To train a custom model, you will need to collect a dataset of training examples. Each example consists of a prompt, which is a valid input text, and a completion, which is a correct output for that specific prompt.

🔢 How many examples do I need?

At least 50 training examples are required to train a custom model. If you upload a file that contains fewer than 50 examples, you will encounter an error. More is better, so provide as many examples as you can.

🧩 It's all about quantity?

No! Data quality and diversity matter as well, so it’s a good idea to go over your examples manually and make sure they accurately capture various aspects of your task. It's critical that your examples reflect the real-world distribution of your problem.

File Formats

The dataset must be submitted in a single .csv or .jsonl file. We recommend using a .jsonl file due to better handling of line breaks.

If you are submitting a .csv file, it should have two columns labeled "prompt" and "completion". Each row should contain a single training example, with no empty rows in between.

If you are submitting a .jsonl file, each line in the file should be a JSON dictionary with two fields: "prompt" and "completion".
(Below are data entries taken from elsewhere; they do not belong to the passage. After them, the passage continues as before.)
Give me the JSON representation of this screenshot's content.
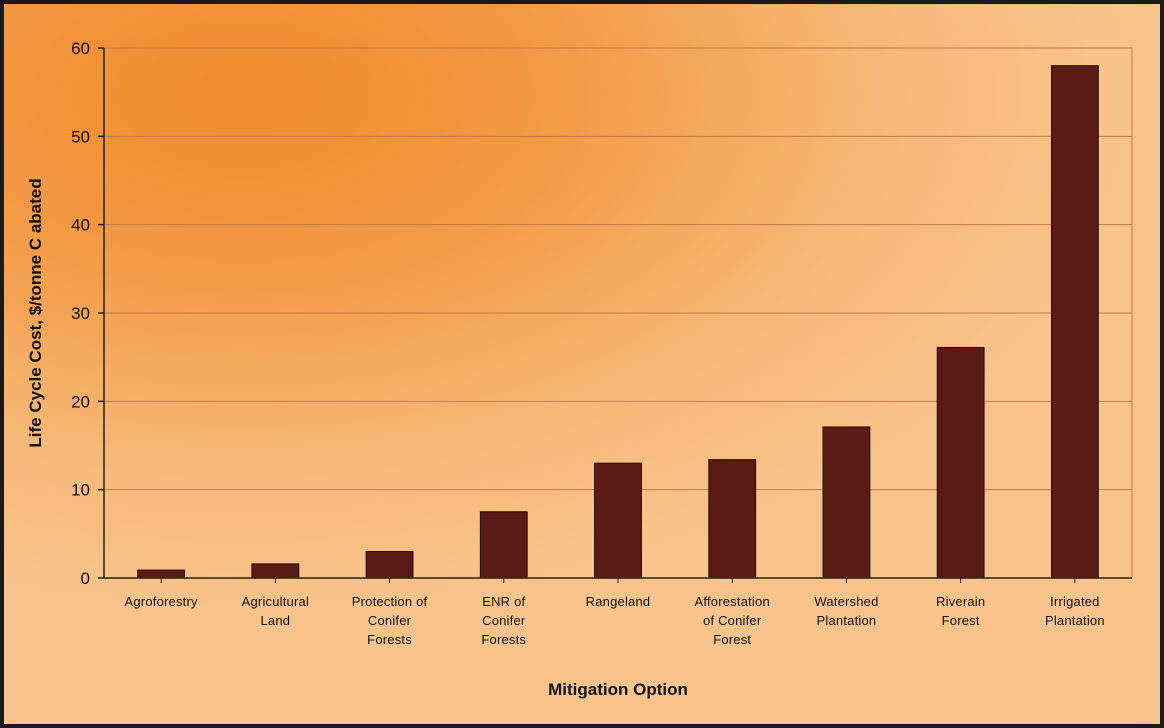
{
  "chart_data": {
    "type": "bar",
    "title": "",
    "xlabel": "Mitigation Option",
    "ylabel": "Life Cycle Cost, $/tonne C abated",
    "ylim": [
      0,
      60
    ],
    "yticks": [
      0,
      10,
      20,
      30,
      40,
      50,
      60
    ],
    "grid": true,
    "categories": [
      [
        "Agroforestry"
      ],
      [
        "Agricultural",
        "Land"
      ],
      [
        "Protection of",
        "Conifer",
        "Forests"
      ],
      [
        "ENR of",
        "Conifer",
        "Forests"
      ],
      [
        "Rangeland"
      ],
      [
        "Afforestation",
        "of Conifer",
        "Forest"
      ],
      [
        "Watershed",
        "Plantation"
      ],
      [
        "Riverain",
        "Forest"
      ],
      [
        "Irrigated",
        "Plantation"
      ]
    ],
    "values": [
      0.9,
      1.6,
      3.0,
      7.5,
      13.0,
      13.4,
      17.1,
      26.1,
      58.0
    ],
    "colors": {
      "bar": "#5a1a16",
      "bar_edge": "#2a0a08",
      "grid": "#c07a4a",
      "axis": "#222222"
    }
  }
}
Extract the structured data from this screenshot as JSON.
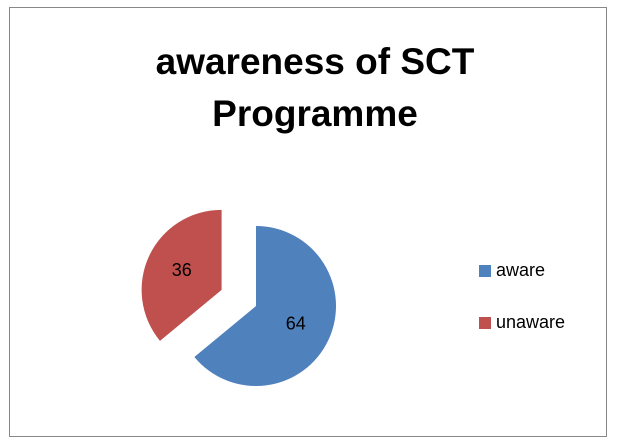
{
  "chart_data": {
    "type": "pie",
    "title": "awareness of SCT Programme",
    "categories": [
      "aware",
      "unaware"
    ],
    "values": [
      64,
      36
    ],
    "colors": [
      "#4f81bd",
      "#c0504d"
    ],
    "exploded": [
      false,
      true
    ],
    "legend": "right"
  }
}
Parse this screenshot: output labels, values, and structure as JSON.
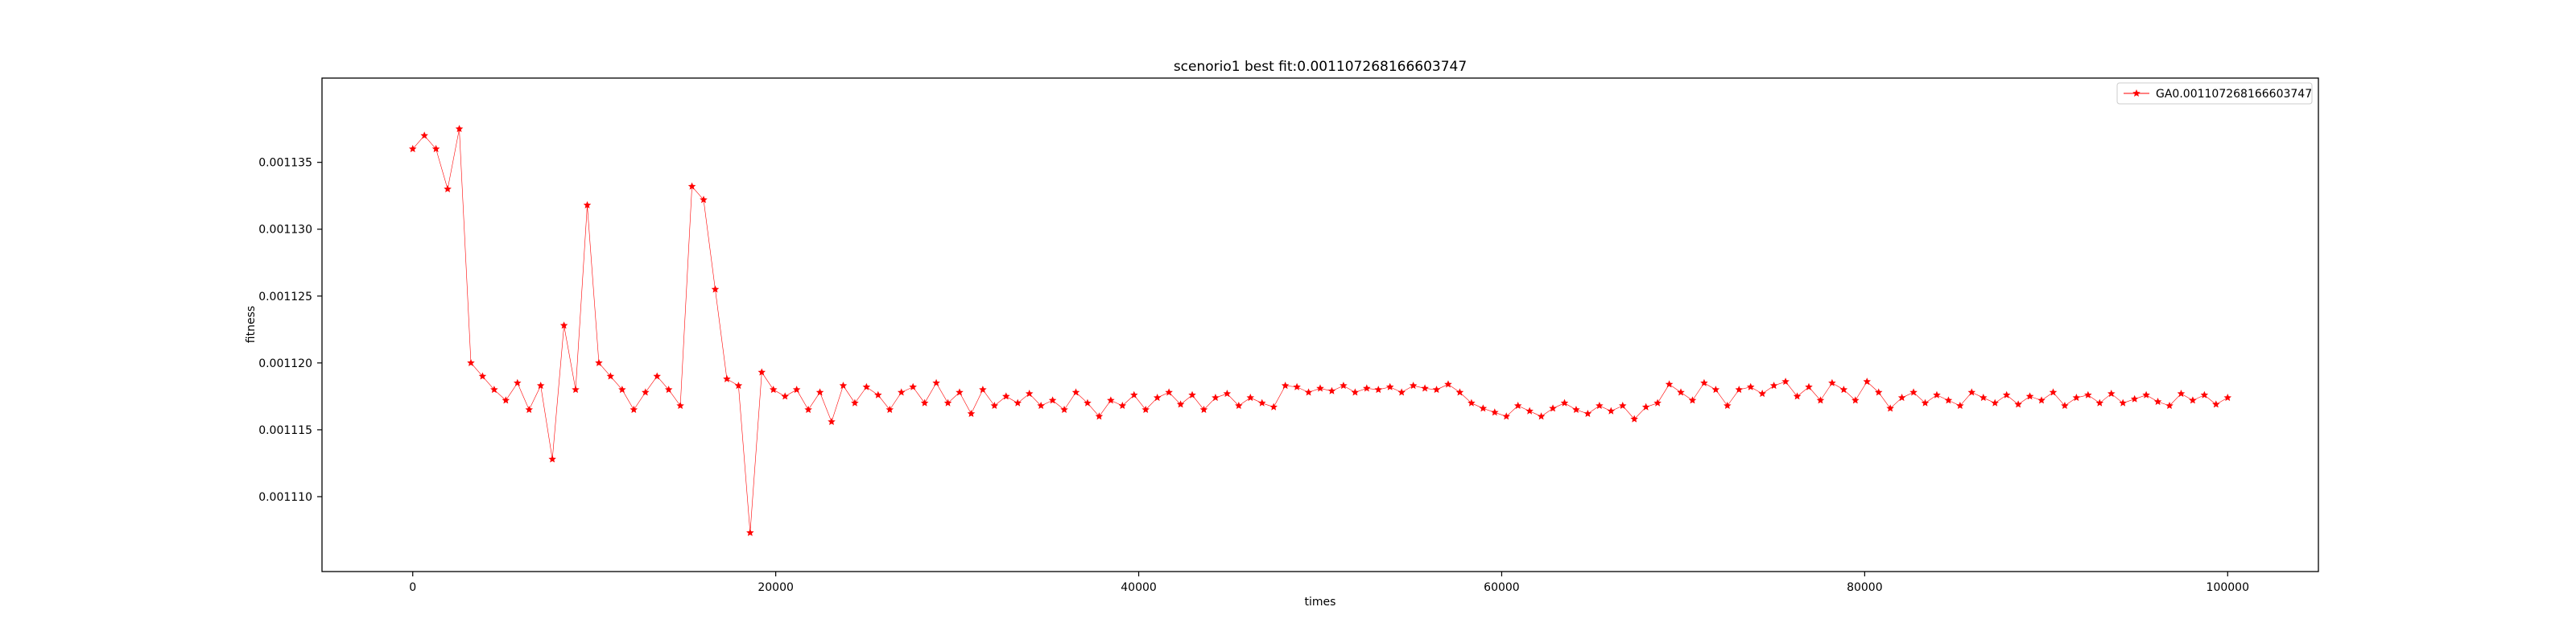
{
  "chart_data": {
    "type": "line",
    "title": "scenorio1 best fit:0.001107268166603747",
    "xlabel": "times",
    "ylabel": "fitness",
    "xlim": [
      -5000,
      105000
    ],
    "ylim": [
      0.0011044,
      0.0011413
    ],
    "xticks": [
      0,
      20000,
      40000,
      60000,
      80000,
      100000
    ],
    "xtick_labels": [
      "0",
      "20000",
      "40000",
      "60000",
      "80000",
      "100000"
    ],
    "yticks": [
      0.00111,
      0.001115,
      0.00112,
      0.001125,
      0.00113,
      0.001135
    ],
    "ytick_labels": [
      "0.001110",
      "0.001115",
      "0.001120",
      "0.001125",
      "0.001130",
      "0.001135"
    ],
    "grid": false,
    "legend_position": "top-right",
    "series": [
      {
        "name": "GA0.001107268166603747",
        "color": "#ff0000",
        "marker": "star",
        "x_start": 0,
        "x_step": 100,
        "values": [
          0.001136,
          0.001137,
          0.001136,
          0.001133,
          0.0011375,
          0.00112,
          0.001119,
          0.001118,
          0.0011172,
          0.0011185,
          0.0011165,
          0.0011183,
          0.0011128,
          0.0011228,
          0.001118,
          0.0011318,
          0.00112,
          0.001119,
          0.001118,
          0.0011165,
          0.0011178,
          0.001119,
          0.001118,
          0.0011168,
          0.0011332,
          0.0011322,
          0.0011255,
          0.0011188,
          0.0011183,
          0.0011073,
          0.0011193,
          0.001118,
          0.0011175,
          0.001118,
          0.0011165,
          0.0011178,
          0.0011156,
          0.0011183,
          0.001117,
          0.0011182,
          0.0011176,
          0.0011165,
          0.0011178,
          0.0011182,
          0.001117,
          0.0011185,
          0.001117,
          0.0011178,
          0.0011162,
          0.001118,
          0.0011168,
          0.0011175,
          0.001117,
          0.0011177,
          0.0011168,
          0.0011172,
          0.0011165,
          0.0011178,
          0.001117,
          0.001116,
          0.0011172,
          0.0011168,
          0.0011176,
          0.0011165,
          0.0011174,
          0.0011178,
          0.0011169,
          0.0011176,
          0.0011165,
          0.0011174,
          0.0011177,
          0.0011168,
          0.0011174,
          0.001117,
          0.0011167,
          0.0011183,
          0.0011182,
          0.0011178,
          0.0011181,
          0.0011179,
          0.0011183,
          0.0011178,
          0.0011181,
          0.001118,
          0.0011182,
          0.0011178,
          0.0011183,
          0.0011181,
          0.001118,
          0.0011184,
          0.0011178,
          0.001117,
          0.0011166,
          0.0011163,
          0.001116,
          0.0011168,
          0.0011164,
          0.001116,
          0.0011166,
          0.001117,
          0.0011165,
          0.0011162,
          0.0011168,
          0.0011164,
          0.0011168,
          0.0011158,
          0.0011167,
          0.001117,
          0.0011184,
          0.0011178,
          0.0011172,
          0.0011185,
          0.001118,
          0.0011168,
          0.001118,
          0.0011182,
          0.0011177,
          0.0011183,
          0.0011186,
          0.0011175,
          0.0011182,
          0.0011172,
          0.0011185,
          0.001118,
          0.0011172,
          0.0011186,
          0.0011178,
          0.0011166,
          0.0011174,
          0.0011178,
          0.001117,
          0.0011176,
          0.0011172,
          0.0011168,
          0.0011178,
          0.0011174,
          0.001117,
          0.0011176,
          0.0011169,
          0.0011175,
          0.0011172,
          0.0011178,
          0.0011168,
          0.0011174,
          0.0011176,
          0.001117,
          0.0011177,
          0.001117,
          0.0011173,
          0.0011176,
          0.0011171,
          0.0011168,
          0.0011177,
          0.0011172,
          0.0011176,
          0.0011169,
          0.0011174
        ]
      }
    ]
  }
}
Below is a simple example for both .csv and .jsonl formats:

prompt,completion
"Where was the steam engine invented?",England
"In what year did the US gain its independence?",1776
"Who was the longest reigning roman emperor?",Augustus
{"prompt": "Where was the steam engine invented?\n", "completion": "England"}
{"prompt": "In what year did the US gain its independence?\n", "completion": "1776"}
{"prompt": "Who was the longest reigning roman emperor?\n", "completion": "Augustus"}

🛑 Common Errors

❗️

Uploading a file with fewer than two columns or with inconsistent columns in different lines will result in an error.

You may upload files with different column names - in which case, you will be prompted to identify the desired prompt column and the desired completion column.

❗️

Completions cannot be empty.

However, prompts can be empty.